Dividing by 3 undoes the multiplication by 3.

x^{2}+\frac{11}{30}x=\frac{0.14}{3}

Divide 1.1 by 3.

x^{2}+\frac{11}{30}x=\frac{7}{150}

Divide 0.14 by 3.

x^{2}+\frac{11}{30}x+\frac{11}{60}^{2}=\frac{7}{150}+\frac{11}{60}^{2}

Divide \frac{11}{30}, the coefficient of the x term, by 2 to get \frac{11}{60}. Then add the square of \frac{11}{60} to both sides of the equation. This step makes the left hand side of the equation a perfect square.

x^{2}+\frac{11}{30}x+\frac{121}{3600}=\frac{7}{150}+\frac{121}{3600}

Square \frac{11}{60} by squaring both the numerator and the denominator of the fraction.

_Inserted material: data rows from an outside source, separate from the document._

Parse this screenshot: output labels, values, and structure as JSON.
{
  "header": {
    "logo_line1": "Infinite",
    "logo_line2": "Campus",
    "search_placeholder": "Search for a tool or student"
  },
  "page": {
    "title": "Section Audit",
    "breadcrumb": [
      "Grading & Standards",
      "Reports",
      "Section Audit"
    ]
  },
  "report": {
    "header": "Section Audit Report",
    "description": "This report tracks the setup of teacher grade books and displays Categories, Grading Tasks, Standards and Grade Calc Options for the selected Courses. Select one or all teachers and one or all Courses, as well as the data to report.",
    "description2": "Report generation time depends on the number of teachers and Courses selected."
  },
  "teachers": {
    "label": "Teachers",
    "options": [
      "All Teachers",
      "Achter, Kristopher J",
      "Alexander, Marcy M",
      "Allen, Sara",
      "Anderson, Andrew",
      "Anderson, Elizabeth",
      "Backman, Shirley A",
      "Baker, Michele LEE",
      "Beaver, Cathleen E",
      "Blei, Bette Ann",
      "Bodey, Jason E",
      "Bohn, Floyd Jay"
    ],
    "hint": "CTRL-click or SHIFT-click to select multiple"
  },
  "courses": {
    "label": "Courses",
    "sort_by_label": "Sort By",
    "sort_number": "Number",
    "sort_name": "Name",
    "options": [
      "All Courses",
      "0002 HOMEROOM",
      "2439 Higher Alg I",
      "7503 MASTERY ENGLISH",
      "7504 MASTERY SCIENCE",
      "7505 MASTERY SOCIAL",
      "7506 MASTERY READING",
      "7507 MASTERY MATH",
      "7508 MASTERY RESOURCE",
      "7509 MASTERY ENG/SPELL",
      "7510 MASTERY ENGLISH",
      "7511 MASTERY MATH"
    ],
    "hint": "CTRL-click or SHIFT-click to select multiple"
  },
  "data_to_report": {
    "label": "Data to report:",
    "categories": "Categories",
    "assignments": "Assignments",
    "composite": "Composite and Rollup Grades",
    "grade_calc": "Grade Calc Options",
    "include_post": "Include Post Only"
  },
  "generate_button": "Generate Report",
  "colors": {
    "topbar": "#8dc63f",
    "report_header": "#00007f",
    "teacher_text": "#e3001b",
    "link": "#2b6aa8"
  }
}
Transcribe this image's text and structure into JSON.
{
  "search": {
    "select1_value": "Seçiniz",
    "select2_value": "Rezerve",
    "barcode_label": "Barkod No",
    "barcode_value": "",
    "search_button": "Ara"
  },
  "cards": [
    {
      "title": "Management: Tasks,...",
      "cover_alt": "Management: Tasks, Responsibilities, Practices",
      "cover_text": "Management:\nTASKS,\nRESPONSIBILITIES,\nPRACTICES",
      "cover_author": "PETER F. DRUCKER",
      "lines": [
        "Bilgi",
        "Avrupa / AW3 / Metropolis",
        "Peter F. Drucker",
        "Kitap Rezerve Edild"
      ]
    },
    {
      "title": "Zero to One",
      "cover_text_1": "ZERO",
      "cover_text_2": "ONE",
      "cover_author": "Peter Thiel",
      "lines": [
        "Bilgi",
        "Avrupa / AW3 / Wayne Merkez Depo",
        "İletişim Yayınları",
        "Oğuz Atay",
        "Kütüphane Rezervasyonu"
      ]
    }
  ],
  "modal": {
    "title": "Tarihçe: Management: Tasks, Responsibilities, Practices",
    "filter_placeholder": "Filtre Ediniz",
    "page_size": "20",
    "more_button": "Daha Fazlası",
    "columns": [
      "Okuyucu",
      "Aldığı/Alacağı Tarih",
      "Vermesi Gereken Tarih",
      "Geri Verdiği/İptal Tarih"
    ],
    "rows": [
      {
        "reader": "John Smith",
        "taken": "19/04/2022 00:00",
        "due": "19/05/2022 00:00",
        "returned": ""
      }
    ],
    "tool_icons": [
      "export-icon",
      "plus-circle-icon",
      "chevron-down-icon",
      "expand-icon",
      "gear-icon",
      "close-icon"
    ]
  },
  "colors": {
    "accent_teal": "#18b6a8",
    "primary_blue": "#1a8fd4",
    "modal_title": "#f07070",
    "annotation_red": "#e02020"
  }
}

x^{2}+\frac{11}{30}x+\frac{121}{3600}=\frac{289}{3600}

Add \frac{7}{150} to \frac{121}{3600} by finding a common denominator and adding the numerators. Then reduce the fraction to lowest terms if possible.

\left(x+\frac{11}{60}\right)^{2}=\frac{289}{3600}

Factor x^{2}+\frac{11}{30}x+\frac{121}{3600}. In general, when x^{2}+bx+c is a perfect square, it can always be factored as \left(x+\frac{b}{2}\right)^{2}.

\sqrt{\left(x+\frac{11}{60}\right)^{2}}=\sqrt{\frac{289}{3600}}

Take the square root of both sides of the equation.

x+\frac{11}{60}=\frac{17}{60} x+\frac{11}{60}=-\frac{17}{60}

Simplify.

x=\frac{1}{10} x=-\frac{7}{15}

Subtract \frac{11}{60} from both sides of the equation.